6 Battle of the Somme, WW1: 1,120,00- 1,215,000 Casualties
Intended to be an easy and indisputable victory for the Allied forces, the Battle of the Somme ended in a viscous slaughter instead. Before the attack was launched, the German lines were pelted repeatedly with Allied fire for a week. In fact, the leaders of the offensive were completely confident in their victory and had their troops advance and capture the Germans with little to no consequence. On that first day, the Germans, warned in advance and heavily fortified, shot machine-gun fire at the Allies and killed over 60,000 troops.
Following this, the whole operation remained largely in bloody stalemate. In the end, the Germans suffered the most losses, but the battles can in no way be called a victory for the allied forces.

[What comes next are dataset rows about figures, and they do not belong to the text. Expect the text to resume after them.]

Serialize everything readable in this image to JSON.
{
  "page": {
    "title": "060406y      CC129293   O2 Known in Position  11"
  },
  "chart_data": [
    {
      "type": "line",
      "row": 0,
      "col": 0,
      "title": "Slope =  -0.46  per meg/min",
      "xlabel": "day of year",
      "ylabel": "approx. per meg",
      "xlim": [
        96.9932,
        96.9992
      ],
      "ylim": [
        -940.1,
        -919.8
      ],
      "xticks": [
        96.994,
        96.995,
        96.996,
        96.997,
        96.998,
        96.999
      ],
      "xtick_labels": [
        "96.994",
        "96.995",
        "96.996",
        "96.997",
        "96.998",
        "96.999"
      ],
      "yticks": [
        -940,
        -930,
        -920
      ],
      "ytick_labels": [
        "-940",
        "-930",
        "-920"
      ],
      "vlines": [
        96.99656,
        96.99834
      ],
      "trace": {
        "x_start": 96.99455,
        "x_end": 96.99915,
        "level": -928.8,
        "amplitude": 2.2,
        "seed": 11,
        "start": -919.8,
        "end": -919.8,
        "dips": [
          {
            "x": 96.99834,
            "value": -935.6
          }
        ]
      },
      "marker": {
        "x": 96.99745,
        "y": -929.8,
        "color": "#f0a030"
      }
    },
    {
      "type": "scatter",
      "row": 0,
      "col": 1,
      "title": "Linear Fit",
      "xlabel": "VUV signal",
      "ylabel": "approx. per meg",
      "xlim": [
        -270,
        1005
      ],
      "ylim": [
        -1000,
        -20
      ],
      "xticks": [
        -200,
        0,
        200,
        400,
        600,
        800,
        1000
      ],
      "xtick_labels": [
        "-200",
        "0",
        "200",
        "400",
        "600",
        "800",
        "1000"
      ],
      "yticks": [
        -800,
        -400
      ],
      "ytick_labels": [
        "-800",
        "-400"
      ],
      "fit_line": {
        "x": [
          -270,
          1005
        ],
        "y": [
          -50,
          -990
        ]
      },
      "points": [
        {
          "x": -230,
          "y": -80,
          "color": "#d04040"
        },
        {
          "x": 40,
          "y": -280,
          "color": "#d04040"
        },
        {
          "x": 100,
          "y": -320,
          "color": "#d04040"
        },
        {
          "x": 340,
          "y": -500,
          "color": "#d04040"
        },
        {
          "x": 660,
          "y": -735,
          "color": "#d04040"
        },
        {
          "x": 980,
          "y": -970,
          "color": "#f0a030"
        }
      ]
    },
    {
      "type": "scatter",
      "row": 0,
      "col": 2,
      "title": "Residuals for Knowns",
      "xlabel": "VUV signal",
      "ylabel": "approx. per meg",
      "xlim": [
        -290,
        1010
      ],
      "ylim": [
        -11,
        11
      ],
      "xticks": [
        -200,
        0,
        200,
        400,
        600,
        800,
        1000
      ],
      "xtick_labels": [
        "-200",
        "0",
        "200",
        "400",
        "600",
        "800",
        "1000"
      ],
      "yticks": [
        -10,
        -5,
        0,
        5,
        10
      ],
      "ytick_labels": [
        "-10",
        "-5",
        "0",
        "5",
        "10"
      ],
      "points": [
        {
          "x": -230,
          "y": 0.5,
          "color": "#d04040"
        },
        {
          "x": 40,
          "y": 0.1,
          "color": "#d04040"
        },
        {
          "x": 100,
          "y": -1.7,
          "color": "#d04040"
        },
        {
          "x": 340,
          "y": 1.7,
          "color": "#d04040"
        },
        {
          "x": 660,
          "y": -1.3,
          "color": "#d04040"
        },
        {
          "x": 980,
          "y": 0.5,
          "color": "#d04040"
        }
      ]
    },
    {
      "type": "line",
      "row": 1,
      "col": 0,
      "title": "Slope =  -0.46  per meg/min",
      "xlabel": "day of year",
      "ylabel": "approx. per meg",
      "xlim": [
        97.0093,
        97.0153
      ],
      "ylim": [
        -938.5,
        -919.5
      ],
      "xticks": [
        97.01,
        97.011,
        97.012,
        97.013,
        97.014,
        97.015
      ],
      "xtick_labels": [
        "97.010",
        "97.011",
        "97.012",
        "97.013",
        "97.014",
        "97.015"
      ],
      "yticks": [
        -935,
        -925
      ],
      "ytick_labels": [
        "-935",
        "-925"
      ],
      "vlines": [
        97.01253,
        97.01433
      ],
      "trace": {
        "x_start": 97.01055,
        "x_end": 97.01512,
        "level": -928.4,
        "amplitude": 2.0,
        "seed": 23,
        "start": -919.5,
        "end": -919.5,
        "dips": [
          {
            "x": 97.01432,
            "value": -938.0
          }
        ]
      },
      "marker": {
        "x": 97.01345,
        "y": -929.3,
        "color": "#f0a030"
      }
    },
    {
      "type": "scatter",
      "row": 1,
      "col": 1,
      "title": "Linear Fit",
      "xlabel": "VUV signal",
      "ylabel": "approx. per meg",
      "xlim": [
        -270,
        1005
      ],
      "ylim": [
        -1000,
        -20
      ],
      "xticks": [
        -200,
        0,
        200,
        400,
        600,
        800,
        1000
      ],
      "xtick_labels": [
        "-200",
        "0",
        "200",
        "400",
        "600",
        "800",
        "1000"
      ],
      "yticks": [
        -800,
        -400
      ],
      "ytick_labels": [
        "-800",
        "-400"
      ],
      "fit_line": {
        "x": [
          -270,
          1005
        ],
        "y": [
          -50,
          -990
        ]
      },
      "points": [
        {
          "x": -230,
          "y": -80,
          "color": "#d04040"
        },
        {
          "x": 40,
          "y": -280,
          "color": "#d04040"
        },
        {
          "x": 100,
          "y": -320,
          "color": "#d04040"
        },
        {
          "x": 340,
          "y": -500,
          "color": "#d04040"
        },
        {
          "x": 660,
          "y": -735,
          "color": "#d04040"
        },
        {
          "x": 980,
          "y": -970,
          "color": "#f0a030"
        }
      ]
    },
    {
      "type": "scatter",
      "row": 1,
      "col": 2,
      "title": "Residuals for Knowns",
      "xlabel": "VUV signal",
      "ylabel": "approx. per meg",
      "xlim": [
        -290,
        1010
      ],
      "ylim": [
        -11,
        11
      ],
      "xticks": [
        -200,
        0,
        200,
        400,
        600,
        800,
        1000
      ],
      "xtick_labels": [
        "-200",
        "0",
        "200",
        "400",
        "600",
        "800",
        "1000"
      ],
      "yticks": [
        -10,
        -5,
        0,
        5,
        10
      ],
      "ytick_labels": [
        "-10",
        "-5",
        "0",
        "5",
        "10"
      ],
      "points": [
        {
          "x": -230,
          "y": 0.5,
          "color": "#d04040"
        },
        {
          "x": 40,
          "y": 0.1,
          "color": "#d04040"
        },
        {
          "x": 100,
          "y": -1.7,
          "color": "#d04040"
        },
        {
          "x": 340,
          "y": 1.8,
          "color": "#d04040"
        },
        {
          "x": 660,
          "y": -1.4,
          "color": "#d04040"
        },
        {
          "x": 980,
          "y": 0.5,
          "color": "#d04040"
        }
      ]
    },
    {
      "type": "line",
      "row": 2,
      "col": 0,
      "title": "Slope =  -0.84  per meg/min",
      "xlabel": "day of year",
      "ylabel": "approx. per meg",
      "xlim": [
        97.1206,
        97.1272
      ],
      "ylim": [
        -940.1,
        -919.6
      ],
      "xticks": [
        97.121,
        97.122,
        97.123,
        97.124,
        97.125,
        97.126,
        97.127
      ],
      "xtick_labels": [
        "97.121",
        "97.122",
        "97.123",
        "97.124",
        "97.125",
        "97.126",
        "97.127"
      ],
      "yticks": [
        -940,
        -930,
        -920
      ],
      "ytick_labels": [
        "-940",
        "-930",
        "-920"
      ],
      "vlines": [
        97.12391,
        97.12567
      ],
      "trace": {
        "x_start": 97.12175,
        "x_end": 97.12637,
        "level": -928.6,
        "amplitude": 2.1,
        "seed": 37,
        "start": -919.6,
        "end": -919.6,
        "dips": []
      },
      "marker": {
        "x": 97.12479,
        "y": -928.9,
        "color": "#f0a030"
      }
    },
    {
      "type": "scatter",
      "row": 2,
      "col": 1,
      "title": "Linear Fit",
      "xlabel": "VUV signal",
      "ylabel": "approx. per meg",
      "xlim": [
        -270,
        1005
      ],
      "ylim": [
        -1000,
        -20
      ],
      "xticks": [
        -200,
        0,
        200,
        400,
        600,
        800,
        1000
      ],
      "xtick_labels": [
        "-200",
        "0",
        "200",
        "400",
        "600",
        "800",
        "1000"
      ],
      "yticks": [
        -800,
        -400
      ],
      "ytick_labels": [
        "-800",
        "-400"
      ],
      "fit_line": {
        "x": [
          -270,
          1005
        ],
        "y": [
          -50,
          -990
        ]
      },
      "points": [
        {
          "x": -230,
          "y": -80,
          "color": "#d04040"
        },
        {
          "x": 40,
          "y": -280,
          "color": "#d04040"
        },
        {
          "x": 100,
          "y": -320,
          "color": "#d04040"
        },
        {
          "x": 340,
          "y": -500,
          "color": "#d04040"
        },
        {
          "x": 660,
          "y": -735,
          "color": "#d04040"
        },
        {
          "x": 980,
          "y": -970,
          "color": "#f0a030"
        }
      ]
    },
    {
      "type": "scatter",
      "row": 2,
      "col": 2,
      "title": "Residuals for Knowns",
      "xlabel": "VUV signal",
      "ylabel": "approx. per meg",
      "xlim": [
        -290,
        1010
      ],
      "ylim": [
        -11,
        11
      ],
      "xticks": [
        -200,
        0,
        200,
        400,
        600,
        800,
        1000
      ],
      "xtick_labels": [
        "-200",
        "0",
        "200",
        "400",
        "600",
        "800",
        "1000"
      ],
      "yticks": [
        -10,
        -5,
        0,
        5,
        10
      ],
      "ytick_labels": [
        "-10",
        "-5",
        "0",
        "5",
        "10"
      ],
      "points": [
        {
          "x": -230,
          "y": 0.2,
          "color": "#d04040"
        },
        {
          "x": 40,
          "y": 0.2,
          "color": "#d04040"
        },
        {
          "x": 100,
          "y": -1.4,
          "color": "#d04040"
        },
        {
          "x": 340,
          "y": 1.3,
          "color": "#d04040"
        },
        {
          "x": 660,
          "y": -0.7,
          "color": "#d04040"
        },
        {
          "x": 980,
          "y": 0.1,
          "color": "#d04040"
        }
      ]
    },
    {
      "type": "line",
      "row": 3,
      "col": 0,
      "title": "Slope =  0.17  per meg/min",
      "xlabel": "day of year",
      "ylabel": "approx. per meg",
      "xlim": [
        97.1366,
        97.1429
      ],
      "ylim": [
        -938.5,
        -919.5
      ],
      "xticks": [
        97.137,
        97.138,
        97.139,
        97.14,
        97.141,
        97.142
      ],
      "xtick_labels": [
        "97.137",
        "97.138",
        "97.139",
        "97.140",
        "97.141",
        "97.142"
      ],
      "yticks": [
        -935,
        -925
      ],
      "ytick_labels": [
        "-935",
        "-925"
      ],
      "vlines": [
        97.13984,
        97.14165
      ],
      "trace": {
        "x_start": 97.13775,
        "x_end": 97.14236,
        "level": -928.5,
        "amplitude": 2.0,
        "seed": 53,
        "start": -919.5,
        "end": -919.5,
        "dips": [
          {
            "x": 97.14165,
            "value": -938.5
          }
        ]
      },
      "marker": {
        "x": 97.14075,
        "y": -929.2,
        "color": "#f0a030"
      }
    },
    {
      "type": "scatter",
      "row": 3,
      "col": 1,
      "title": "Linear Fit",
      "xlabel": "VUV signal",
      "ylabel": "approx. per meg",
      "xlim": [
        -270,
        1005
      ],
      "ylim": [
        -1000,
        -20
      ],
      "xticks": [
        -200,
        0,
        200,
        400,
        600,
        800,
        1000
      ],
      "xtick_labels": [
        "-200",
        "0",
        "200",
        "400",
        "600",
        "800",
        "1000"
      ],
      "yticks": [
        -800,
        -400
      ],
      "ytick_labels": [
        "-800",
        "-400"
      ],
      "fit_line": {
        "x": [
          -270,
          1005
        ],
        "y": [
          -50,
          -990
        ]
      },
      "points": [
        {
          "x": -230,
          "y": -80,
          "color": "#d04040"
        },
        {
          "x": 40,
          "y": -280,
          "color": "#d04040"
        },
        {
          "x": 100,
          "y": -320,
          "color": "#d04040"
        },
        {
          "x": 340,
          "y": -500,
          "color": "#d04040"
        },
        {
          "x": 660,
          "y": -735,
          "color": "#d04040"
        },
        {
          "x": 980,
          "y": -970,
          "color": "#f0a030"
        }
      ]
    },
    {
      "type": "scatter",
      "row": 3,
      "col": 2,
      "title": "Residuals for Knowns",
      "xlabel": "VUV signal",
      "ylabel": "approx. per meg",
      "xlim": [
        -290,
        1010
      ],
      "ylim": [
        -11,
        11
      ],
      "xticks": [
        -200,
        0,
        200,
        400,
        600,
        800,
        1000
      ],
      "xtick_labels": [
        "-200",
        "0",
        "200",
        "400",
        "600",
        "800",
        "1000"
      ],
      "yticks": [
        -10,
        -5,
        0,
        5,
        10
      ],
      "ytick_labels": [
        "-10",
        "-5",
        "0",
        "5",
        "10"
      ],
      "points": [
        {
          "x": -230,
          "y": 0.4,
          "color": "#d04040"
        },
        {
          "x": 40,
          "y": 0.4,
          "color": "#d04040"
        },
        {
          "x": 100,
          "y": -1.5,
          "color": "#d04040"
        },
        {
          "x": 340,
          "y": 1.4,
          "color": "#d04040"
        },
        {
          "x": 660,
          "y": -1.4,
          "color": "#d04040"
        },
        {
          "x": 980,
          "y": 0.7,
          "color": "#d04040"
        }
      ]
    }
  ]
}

5 Battle of Stalingrad, WW2: 1,250,000- 1,178,000 Casualties
For years the Germans attempted to overtake and defeat the Soviet Union, and for years they failed. Many consider the Battle of Stalingrad to be the greatest battle the USSR fought during the war, and possibly the greatest battle of all. The Soviet army was able to completely circle the Germans and attack from both sides. It is no wonder that the Germans called the battle the “Rat War”, as both sides were forced to run from “hole to hole”. In the end, the Germans were defeated and Hitler was humiliated. Stalin, on the other hand, grew confident in his military.

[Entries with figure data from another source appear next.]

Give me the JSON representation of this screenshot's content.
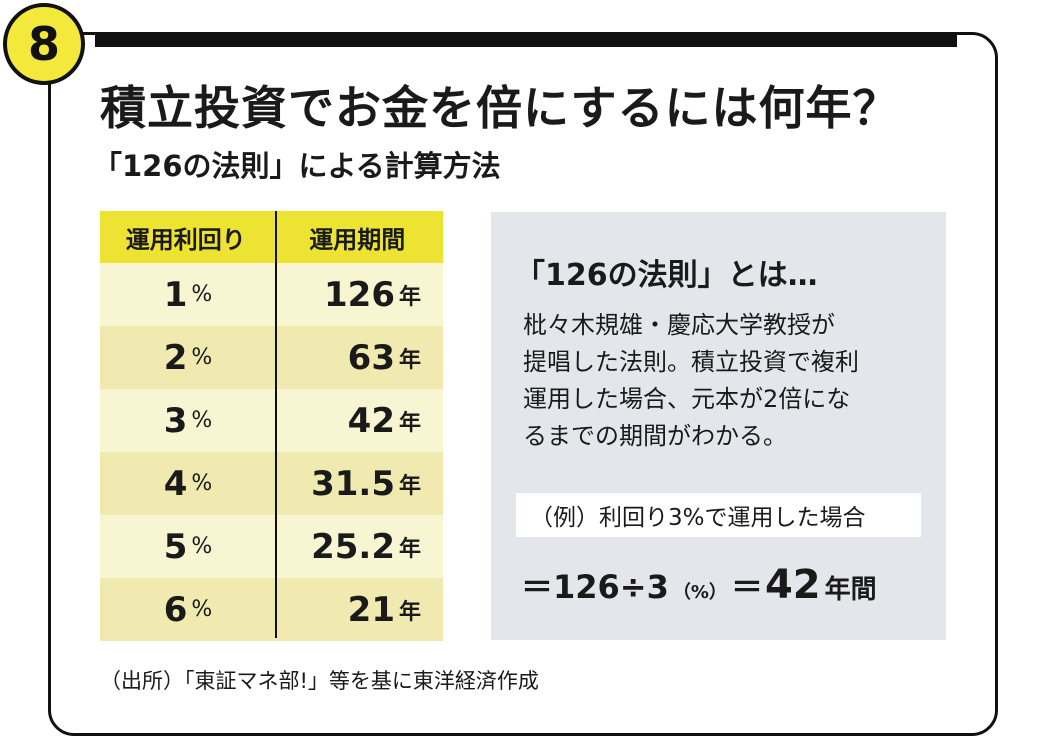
{
  "badge": "8",
  "title": "積立投資でお金を倍にするには何年？",
  "subtitle": "「126の法則」による計算方法",
  "table": {
    "headers": [
      "運用利回り",
      "運用期間"
    ],
    "rows": [
      {
        "rate": "1",
        "rate_unit": "%",
        "period": "126",
        "period_unit": "年"
      },
      {
        "rate": "2",
        "rate_unit": "%",
        "period": "63",
        "period_unit": "年"
      },
      {
        "rate": "3",
        "rate_unit": "%",
        "period": "42",
        "period_unit": "年"
      },
      {
        "rate": "4",
        "rate_unit": "%",
        "period": "31.5",
        "period_unit": "年"
      },
      {
        "rate": "5",
        "rate_unit": "%",
        "period": "25.2",
        "period_unit": "年"
      },
      {
        "rate": "6",
        "rate_unit": "%",
        "period": "21",
        "period_unit": "年"
      }
    ]
  },
  "info": {
    "title": "「126の法則」とは…",
    "body_lines": [
      "枇々木規雄・慶応大学教授が",
      "提唱した法則。積立投資で複利",
      "運用した場合、元本が2倍にな",
      "るまでの期間がわかる。"
    ],
    "example": "（例）利回り3%で運用した場合",
    "formula_part1": "＝126÷3",
    "formula_part2": "（%）",
    "formula_part3": "＝",
    "formula_result": "42",
    "formula_unit": "年間"
  },
  "source": "（出所）「東証マネ部!」等を基に東洋経済作成",
  "colors": {
    "accent_yellow": "#ece332",
    "row_light": "#f8f5d3",
    "row_dark": "#f0eab1",
    "info_bg": "#e3e7ec"
  }
}
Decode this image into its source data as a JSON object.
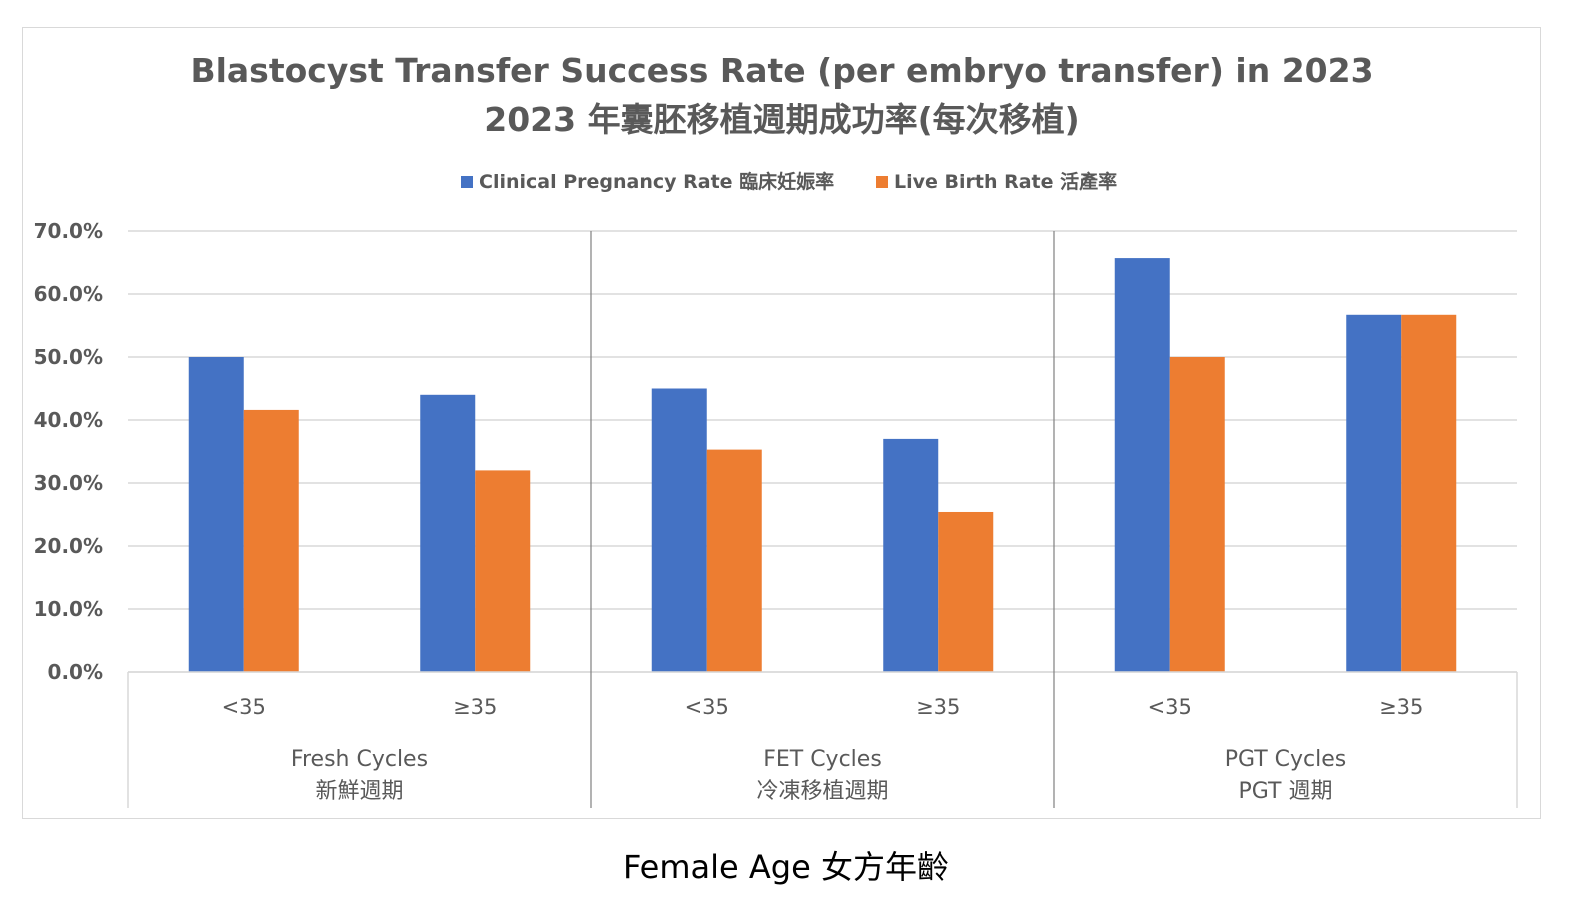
{
  "chart_data": {
    "type": "bar",
    "title_lines": [
      "Blastocyst Transfer Success Rate (per embryo transfer) in 2023",
      "2023 年囊胚移植週期成功率(每次移植)"
    ],
    "legend": {
      "placement": "top"
    },
    "series": [
      {
        "name": "Clinical Pregnancy Rate 臨床妊娠率",
        "color": "#4472c4",
        "values": [
          50.0,
          44.0,
          45.0,
          37.0,
          65.7,
          56.7
        ]
      },
      {
        "name": "Live Birth Rate 活產率",
        "color": "#ed7d31",
        "values": [
          41.6,
          32.0,
          35.3,
          25.4,
          50.0,
          56.7
        ]
      }
    ],
    "categories": [
      "<35",
      "≥35",
      "<35",
      "≥35",
      "<35",
      "≥35"
    ],
    "groups": [
      {
        "label_en": "Fresh Cycles",
        "label_zh": "新鮮週期",
        "count": 2
      },
      {
        "label_en": "FET Cycles",
        "label_zh": "冷凍移植週期",
        "count": 2
      },
      {
        "label_en": "PGT Cycles",
        "label_zh": "PGT 週期",
        "count": 2
      }
    ],
    "yticks": [
      "0.0%",
      "10.0%",
      "20.0%",
      "30.0%",
      "40.0%",
      "50.0%",
      "60.0%",
      "70.0%"
    ],
    "ylim": [
      0,
      70
    ],
    "grid": true,
    "xlabel": "Female Age 女方年齡"
  }
}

4 Brusilov Offensive, WW1: 1,600,000 Casualties
Unlike other campaigns during WW1 which ended in heartache, the Brusilov Offensive was the largest victory for allied forces. That being said, an enormous amount of casualties was inflicted during the battles. Russia launched its offensive against Austria, crushing its army and assuring that Germany would be virtually alone for the last two years of the War. Austria lost over 1.5 million soldiers during the assault. Despite this, Russia would suffer from revolution and subsequently leave the war also.
3 Battle of the Dnieper, WW2: 1,582,000- 2,480,000 Casualties
This offensive happened during the Second World War in 1943. It was between Germany and the Soviet Union and took place in various stages, with hundreds of thousands of casualties during each phase. Both sides had upwards of 400,000 troops; it lasted four months and had a final casualty count of 1,582,000 to 2,480,000 people. It may be difficult to imagine such a large number of bodies over a relatively short period of time, but for the soldiers involved, it was a reality. While the number of casualties is debatable, many believe that the high numbers are accurate, given the time span and area that the operations covered.

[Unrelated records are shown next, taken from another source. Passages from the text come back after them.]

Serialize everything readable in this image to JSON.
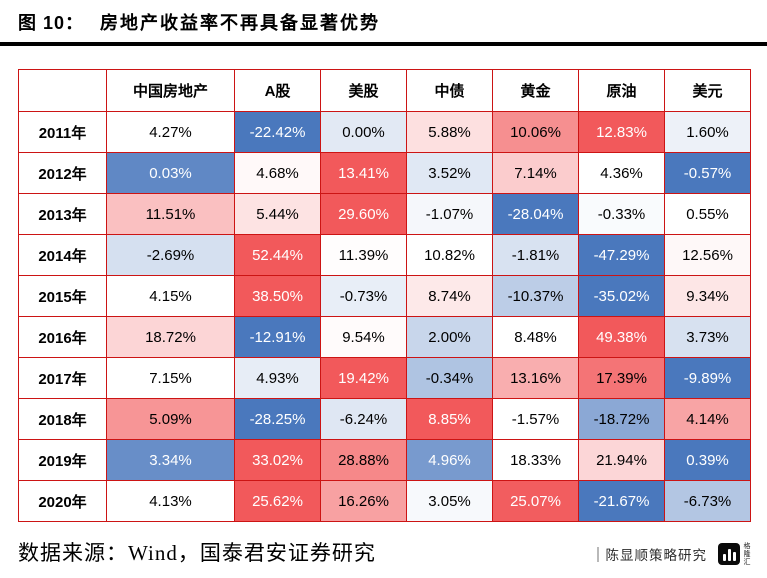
{
  "figure": {
    "label": "图 10：",
    "title": "房地产收益率不再具备显著优势"
  },
  "chart_data": {
    "type": "heatmap",
    "title": "房地产收益率不再具备显著优势",
    "unit": "%",
    "value_format": "0.00%",
    "columns": [
      "中国房地产",
      "A股",
      "美股",
      "中债",
      "黄金",
      "原油",
      "美元"
    ],
    "rows": [
      "2011年",
      "2012年",
      "2013年",
      "2014年",
      "2015年",
      "2016年",
      "2017年",
      "2018年",
      "2019年",
      "2020年"
    ],
    "values": [
      [
        4.27,
        -22.42,
        0.0,
        5.88,
        10.06,
        12.83,
        1.6
      ],
      [
        0.03,
        4.68,
        13.41,
        3.52,
        7.14,
        4.36,
        -0.57
      ],
      [
        11.51,
        5.44,
        29.6,
        -1.07,
        -28.04,
        -0.33,
        0.55
      ],
      [
        -2.69,
        52.44,
        11.39,
        10.82,
        -1.81,
        -47.29,
        12.56
      ],
      [
        4.15,
        38.5,
        -0.73,
        8.74,
        -10.37,
        -35.02,
        9.34
      ],
      [
        18.72,
        -12.91,
        9.54,
        2.0,
        8.48,
        49.38,
        3.73
      ],
      [
        7.15,
        4.93,
        19.42,
        -0.34,
        13.16,
        17.39,
        -9.89
      ],
      [
        5.09,
        -28.25,
        -6.24,
        8.85,
        -1.57,
        -18.72,
        4.14
      ],
      [
        3.34,
        33.02,
        28.88,
        4.96,
        18.33,
        21.94,
        0.39
      ],
      [
        4.13,
        25.62,
        16.26,
        3.05,
        25.07,
        -21.67,
        -6.73
      ]
    ],
    "color_scale": {
      "min_color": "#4a78bd",
      "mid_color": "#ffffff",
      "max_color": "#f2595b",
      "normalization": "per-row",
      "midpoint": "median"
    },
    "grid_color": "#cc1414"
  },
  "footer": {
    "source": "数据来源：Wind，国泰君安证券研究",
    "watermark": "陈显顺策略研究",
    "logo_text": "格隆汇"
  }
}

2 Operation Barbarossa, WW2: 4,800,000 Casualties
Operation Barbarossa was the largest invasion in the entire history of war. Occurring in 1941, Hitler launched the invasion into the Soviet Union with over 3 million soldiers. The Nazi army was determined to enslave the Slavic people and exterminate the Jews, which was just one of its costly mistakes. In the end, the operation was a disastrous loss for Germany, one from which Hitler could not recover.
1 Siege of Leningrad, WW2: 1,117,000- 4,500,000 Casualties
This siege brought about one of the largest civilian casualty counts of the war. Beginning in 1941 and lasting 900 days, the siege of Leningrad was a disaster on both ends. The Soviet Union lost hundreds of thousands of civilians, but the Red Army managed to drive the Germans off at the end of the long 900 days. At this point, German soldiers were incredibly weak and were easily chased away.